The former attorney general of Oklahoma spoke at the Conservative Political Action Conference (CPAC) Saturday (February 25), where he described his plans to remove regulations created under former President Barack Obama. His top priorities include the Clean Power Plan and the Waters of the United States (WOTUS) rule.

The Clean Power Plan looks to reduce carbon emissions, particularly from coal power plants, and to increase renewable energy production. The WOTUS rule is under the Clean Water Act and works to protect waterways from pollution.

“We’re going to restore power back to the people,” Pruitt said to the audience, as seen in this video by The Guardian. “We’re going to recognize the regulatory uncertainty and the regulatory state needs to be reigned in. We’re going to make sure that the states are recognized for the authority they have, and we’re going to do the work that’s important to advance freedom and liberty for the future.”

While Pruitt alluded to regulation repeals coming this week, he wouldn’t comment on whether the agency should be abolished, The Guardian reports. He said it does important work in protecting air and water pollution but that critics are “justified” in wanting to see it gone.

His appearance at CPAC follows his reported decision on Friday (February 24) to appoint Samantha Dravis to lead the agency’s Office of Policy, which manages the EPA’s regulatory processes, according to Axios. Dravis served as policy director and general counsel for the Republican Attorneys General Association.

She denounced the Clean Power Plan in an op-ed for The Daily Caller in September 2016. Like Pruitt, she believes states should have the power to develop their energy policies as they see fit.

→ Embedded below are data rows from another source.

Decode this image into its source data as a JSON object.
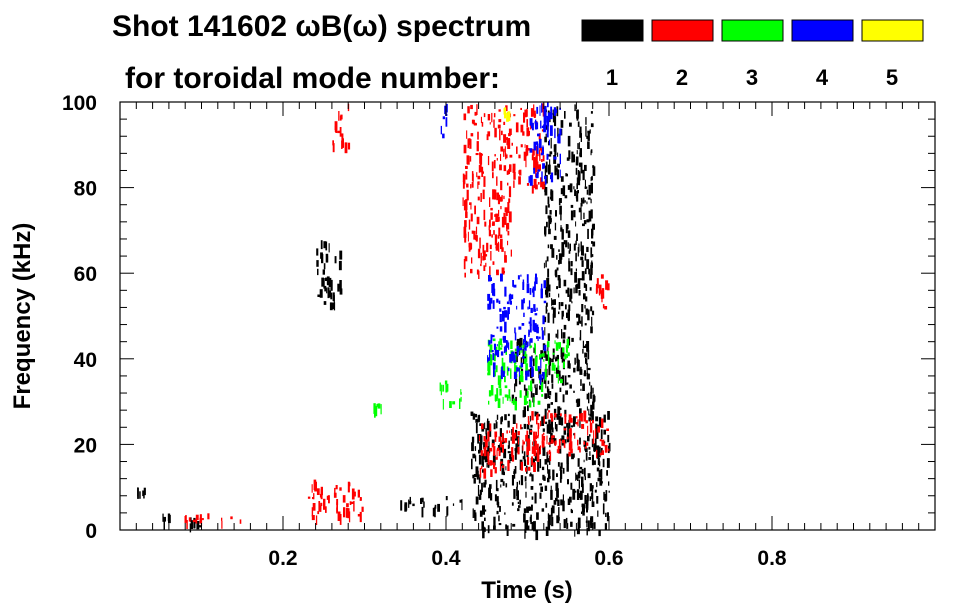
{
  "chart_data": {
    "type": "heatmap",
    "title_line1": "Shot 141602 ωB(ω) spectrum",
    "title_line2": "for toroidal mode number:",
    "xlabel": "Time (s)",
    "ylabel": "Frequency (kHz)",
    "xlim": [
      0.0,
      1.0
    ],
    "ylim": [
      0,
      100
    ],
    "x_ticks": [
      0.2,
      0.4,
      0.6,
      0.8
    ],
    "x_tick_labels": [
      "0.2",
      "0.4",
      "0.6",
      "0.8"
    ],
    "y_ticks": [
      0,
      20,
      40,
      60,
      80,
      100
    ],
    "y_tick_labels": [
      "0",
      "20",
      "40",
      "60",
      "80",
      "100"
    ],
    "legend": [
      {
        "label": "1",
        "color": "#000000"
      },
      {
        "label": "2",
        "color": "#ff0000"
      },
      {
        "label": "3",
        "color": "#00ff00"
      },
      {
        "label": "4",
        "color": "#0000ff"
      },
      {
        "label": "5",
        "color": "#ffff00"
      }
    ],
    "regions": [
      {
        "mode": 1,
        "t": [
          0.02,
          0.03
        ],
        "f": [
          8,
          10
        ]
      },
      {
        "mode": 1,
        "t": [
          0.05,
          0.06
        ],
        "f": [
          2,
          4
        ]
      },
      {
        "mode": 1,
        "t": [
          0.08,
          0.1
        ],
        "f": [
          1,
          3
        ]
      },
      {
        "mode": 1,
        "t": [
          0.24,
          0.27
        ],
        "f": [
          53,
          68
        ]
      },
      {
        "mode": 1,
        "t": [
          0.34,
          0.42
        ],
        "f": [
          5,
          8
        ]
      },
      {
        "mode": 1,
        "t": [
          0.43,
          0.6
        ],
        "f": [
          0,
          28
        ]
      },
      {
        "mode": 1,
        "t": [
          0.48,
          0.58
        ],
        "f": [
          28,
          45
        ]
      },
      {
        "mode": 1,
        "t": [
          0.52,
          0.58
        ],
        "f": [
          45,
          100
        ]
      },
      {
        "mode": 2,
        "t": [
          0.07,
          0.16
        ],
        "f": [
          2,
          4
        ]
      },
      {
        "mode": 2,
        "t": [
          0.23,
          0.3
        ],
        "f": [
          3,
          12
        ]
      },
      {
        "mode": 2,
        "t": [
          0.26,
          0.28
        ],
        "f": [
          90,
          100
        ]
      },
      {
        "mode": 2,
        "t": [
          0.42,
          0.48
        ],
        "f": [
          60,
          100
        ]
      },
      {
        "mode": 2,
        "t": [
          0.44,
          0.52
        ],
        "f": [
          14,
          25
        ]
      },
      {
        "mode": 2,
        "t": [
          0.5,
          0.6
        ],
        "f": [
          18,
          28
        ]
      },
      {
        "mode": 2,
        "t": [
          0.58,
          0.6
        ],
        "f": [
          52,
          60
        ]
      },
      {
        "mode": 2,
        "t": [
          0.48,
          0.52
        ],
        "f": [
          80,
          100
        ]
      },
      {
        "mode": 3,
        "t": [
          0.31,
          0.32
        ],
        "f": [
          28,
          30
        ]
      },
      {
        "mode": 3,
        "t": [
          0.39,
          0.42
        ],
        "f": [
          30,
          35
        ]
      },
      {
        "mode": 3,
        "t": [
          0.45,
          0.52
        ],
        "f": [
          30,
          45
        ]
      },
      {
        "mode": 3,
        "t": [
          0.52,
          0.55
        ],
        "f": [
          35,
          45
        ]
      },
      {
        "mode": 4,
        "t": [
          0.39,
          0.4
        ],
        "f": [
          92,
          100
        ]
      },
      {
        "mode": 4,
        "t": [
          0.45,
          0.52
        ],
        "f": [
          36,
          60
        ]
      },
      {
        "mode": 4,
        "t": [
          0.5,
          0.54
        ],
        "f": [
          82,
          100
        ]
      },
      {
        "mode": 5,
        "t": [
          0.47,
          0.48
        ],
        "f": [
          97,
          99
        ]
      }
    ]
  }
}
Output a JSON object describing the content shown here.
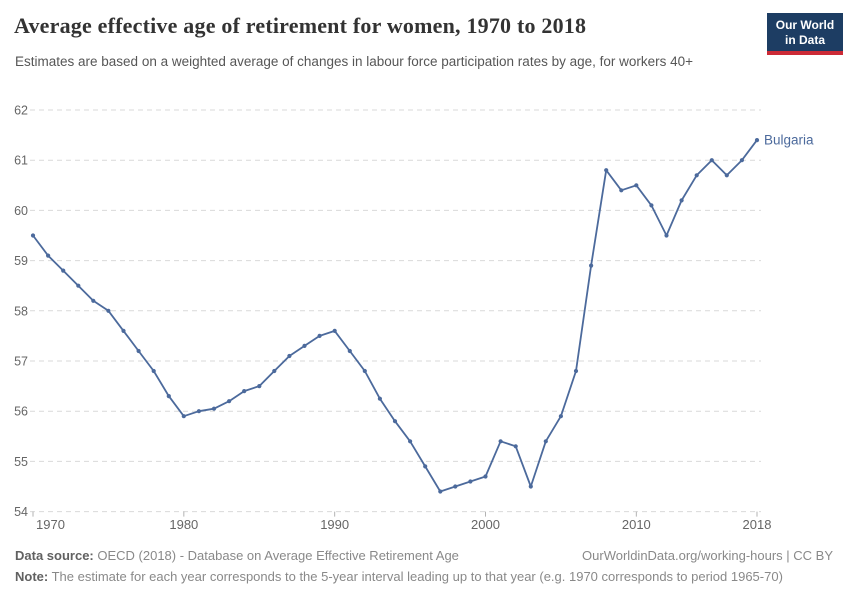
{
  "header": {
    "title": "Average effective age of retirement for women, 1970 to 2018",
    "subtitle": "Estimates are based on a weighted average of changes in labour force participation rates by age, for workers 40+",
    "logo": {
      "line1": "Our World",
      "line2": "in Data"
    }
  },
  "chart_data": {
    "type": "line",
    "title": "Average effective age of retirement for women, 1970 to 2018",
    "xlabel": "",
    "ylabel": "",
    "xlim": [
      1970,
      2018
    ],
    "ylim": [
      54,
      62
    ],
    "yticks": [
      54,
      55,
      56,
      57,
      58,
      59,
      60,
      61,
      62
    ],
    "xticks": [
      1970,
      1980,
      1990,
      2000,
      2010,
      2018
    ],
    "grid": true,
    "legend_position": "end-of-line-label",
    "series": [
      {
        "name": "Bulgaria",
        "color": "#4c6a9c",
        "x": [
          1970,
          1971,
          1972,
          1973,
          1974,
          1975,
          1976,
          1977,
          1978,
          1979,
          1980,
          1981,
          1982,
          1983,
          1984,
          1985,
          1986,
          1987,
          1988,
          1989,
          1990,
          1991,
          1992,
          1993,
          1994,
          1995,
          1996,
          1997,
          1998,
          1999,
          2000,
          2001,
          2002,
          2003,
          2004,
          2005,
          2006,
          2007,
          2008,
          2009,
          2010,
          2011,
          2012,
          2013,
          2014,
          2015,
          2016,
          2017,
          2018
        ],
        "values": [
          59.5,
          59.1,
          58.8,
          58.5,
          58.2,
          58.0,
          57.6,
          57.2,
          56.8,
          56.3,
          55.9,
          56.0,
          56.05,
          56.2,
          56.4,
          56.5,
          56.8,
          57.1,
          57.3,
          57.5,
          57.6,
          57.2,
          56.8,
          56.25,
          55.8,
          55.4,
          54.9,
          54.4,
          54.5,
          54.6,
          54.7,
          55.4,
          55.3,
          54.5,
          55.4,
          55.9,
          56.8,
          58.9,
          60.8,
          60.4,
          60.5,
          60.1,
          59.5,
          60.2,
          60.7,
          61.0,
          60.7,
          61.0,
          61.4
        ]
      }
    ]
  },
  "footer": {
    "datasource_label": "Data source:",
    "datasource_text": " OECD (2018) - Database on Average Effective Retirement Age",
    "link_text": "OurWorldinData.org/working-hours | CC BY",
    "note_label": "Note:",
    "note_text": " The estimate for each year corresponds to the 5-year interval leading up to that year (e.g. 1970 corresponds to period 1965-70)"
  },
  "colors": {
    "line": "#4c6a9c",
    "grid": "#d9d9d9",
    "tick": "#b3b3b3",
    "axis_text": "#666666"
  }
}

Amid all this, Pruitt is still facing an email controversy after the Center for Media and Democracy won a lawsuit to gain access to Pruitt’s correspondence with the oil and gas industry. Though the Oklahoma attorney general office released more than 7,000 pages of emails last week, on February 22, office officials are asking for more time to respond to five other data requests from the Center it had previously ignored. The Oklahoma Supreme Court will hear arguments tomorrow (February 28), The Hill reports.

And while Pruitt and his former team at the Oklahoma attorney general’s office deal with the email controversy, environmental organizations served Pruitt his first lawsuit as EPA head. On February 23, in federal court, Columbia Riverkeeper used the Clean Water Act to claim that the agency must take action to protect salmon in the Columbia and Snake rivers in Oregon and Washington, which are at risk due to the summer’s abnormally high temperatures.

Pruitt is infamous himself for suing the agency. He’s done so at least 14 times during his time as Oklahoma attorney general. Now, he must fight to defend the agency that he’s argued against in the past.